A psicologia tem várias vertentes de sublimação, sem dúvida a principal é a arte. Quando o ser humano descobre o sabor artístico, visualiza um novo horizonte, onde todo seu lixo interno passa não mais a apodrecer dentro dele. A arte passa a ser uma das responsáveis por esta transformação.
Os sentimentos emoções e traumas ora aquitetado dentro da pessoa pede passagem adquirindo, forma, cor, traçados e movimento. Surgindo assim um novo horizonte, a visão do mundo se amplia, e nossa sábia mestra, a psicologia, costura todos estes retalhos de sentimentos ligando e resgatando o sentimento perdido.
A compreensão de emoções ora escondida do próprio criador, passam a ser compreendidas, o passado vem a tona nos traçados, e junto com ele as sensações, facilitando assim associações de fatos que reportam o individuo a sua história passada, esta regressão provocada pela arte, com ajuda da psicologia dão ao individuo a possibilidade de rever sua vida porém com outra roupagem, podendo compreendê-la e organizá-la.

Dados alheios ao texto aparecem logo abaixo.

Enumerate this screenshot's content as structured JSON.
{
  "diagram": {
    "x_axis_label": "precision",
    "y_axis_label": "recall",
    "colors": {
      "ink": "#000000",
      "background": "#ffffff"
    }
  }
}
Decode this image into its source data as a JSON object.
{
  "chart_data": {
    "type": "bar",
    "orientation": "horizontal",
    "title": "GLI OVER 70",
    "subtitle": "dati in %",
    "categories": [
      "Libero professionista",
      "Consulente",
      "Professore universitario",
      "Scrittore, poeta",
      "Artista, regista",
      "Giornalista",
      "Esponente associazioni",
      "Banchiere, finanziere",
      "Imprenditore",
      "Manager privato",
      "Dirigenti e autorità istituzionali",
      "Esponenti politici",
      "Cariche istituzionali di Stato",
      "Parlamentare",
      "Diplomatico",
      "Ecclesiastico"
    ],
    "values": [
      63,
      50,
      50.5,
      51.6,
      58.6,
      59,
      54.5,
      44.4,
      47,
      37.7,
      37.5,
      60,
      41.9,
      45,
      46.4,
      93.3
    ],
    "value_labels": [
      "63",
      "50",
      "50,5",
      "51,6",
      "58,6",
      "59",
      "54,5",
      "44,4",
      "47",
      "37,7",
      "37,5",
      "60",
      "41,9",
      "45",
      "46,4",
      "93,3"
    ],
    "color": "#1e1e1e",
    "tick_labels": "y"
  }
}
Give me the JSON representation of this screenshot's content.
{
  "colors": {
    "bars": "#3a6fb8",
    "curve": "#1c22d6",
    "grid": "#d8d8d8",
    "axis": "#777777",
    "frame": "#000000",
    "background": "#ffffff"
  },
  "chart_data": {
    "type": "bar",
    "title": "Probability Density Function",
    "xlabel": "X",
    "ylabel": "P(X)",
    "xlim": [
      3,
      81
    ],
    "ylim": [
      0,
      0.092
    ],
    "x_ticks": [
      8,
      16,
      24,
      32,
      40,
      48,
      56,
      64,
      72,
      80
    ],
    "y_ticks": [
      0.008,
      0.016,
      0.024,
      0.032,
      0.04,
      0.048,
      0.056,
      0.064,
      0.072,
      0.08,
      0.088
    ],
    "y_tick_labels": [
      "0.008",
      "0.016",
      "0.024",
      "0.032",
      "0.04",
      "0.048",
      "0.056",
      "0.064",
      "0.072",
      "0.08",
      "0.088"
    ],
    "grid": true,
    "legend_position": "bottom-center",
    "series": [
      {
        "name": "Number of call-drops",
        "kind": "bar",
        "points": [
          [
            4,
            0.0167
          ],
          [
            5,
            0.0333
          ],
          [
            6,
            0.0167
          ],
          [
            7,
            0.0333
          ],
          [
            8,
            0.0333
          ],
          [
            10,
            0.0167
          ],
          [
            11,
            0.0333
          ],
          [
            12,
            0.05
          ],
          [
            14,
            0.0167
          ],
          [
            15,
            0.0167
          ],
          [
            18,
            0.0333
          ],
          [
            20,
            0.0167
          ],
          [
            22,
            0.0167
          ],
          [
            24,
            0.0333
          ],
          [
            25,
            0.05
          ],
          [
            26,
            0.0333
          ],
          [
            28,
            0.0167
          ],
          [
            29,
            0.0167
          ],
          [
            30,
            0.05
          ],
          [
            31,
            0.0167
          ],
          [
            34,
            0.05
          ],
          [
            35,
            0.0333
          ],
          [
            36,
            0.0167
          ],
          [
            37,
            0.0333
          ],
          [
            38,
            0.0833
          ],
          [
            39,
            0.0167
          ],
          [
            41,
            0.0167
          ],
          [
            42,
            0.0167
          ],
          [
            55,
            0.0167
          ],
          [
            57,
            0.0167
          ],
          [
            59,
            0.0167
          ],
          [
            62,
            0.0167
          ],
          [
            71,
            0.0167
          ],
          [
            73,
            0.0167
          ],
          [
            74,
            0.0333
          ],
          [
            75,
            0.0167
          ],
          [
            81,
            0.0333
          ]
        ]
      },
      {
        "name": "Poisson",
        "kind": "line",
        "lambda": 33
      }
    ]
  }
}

A arte o torna livre para se descobrir e assim viver em harmonia consigo e com aqueles que o rodeiam.
Ela é cheia de significado, de momentos plenos em liberdade de expressão seja ela a dança, música, dramatização ou pintura. A compreensão se dá de forma única, a compreendermos melhor se conhecermos seu criador, pois o significado traduzido em uma arte tem uma ligação direta com a história do seu criador.
A arte quebra couraças, desfaz nós, nos possibilita a manifestação de medos, anseios, alegrias, frustrações conquistando assim nossa essência humana.
Através da arte, da mente e do psicólogico, podemos devolver ao ser humano, a autoria de sua própria história.
Ele passa a dominar a escolha de sua vida, de seus caminhos, de forma consciente e responsável.
Falo aqui da arte com uma nova roupagem, com um novo ângulo, sem a conotação de apreciação, ou exposição. Da arte que não exige técnica perfeita, mas sim, que favorecem a compreensão de si diante dos dilemas da vida.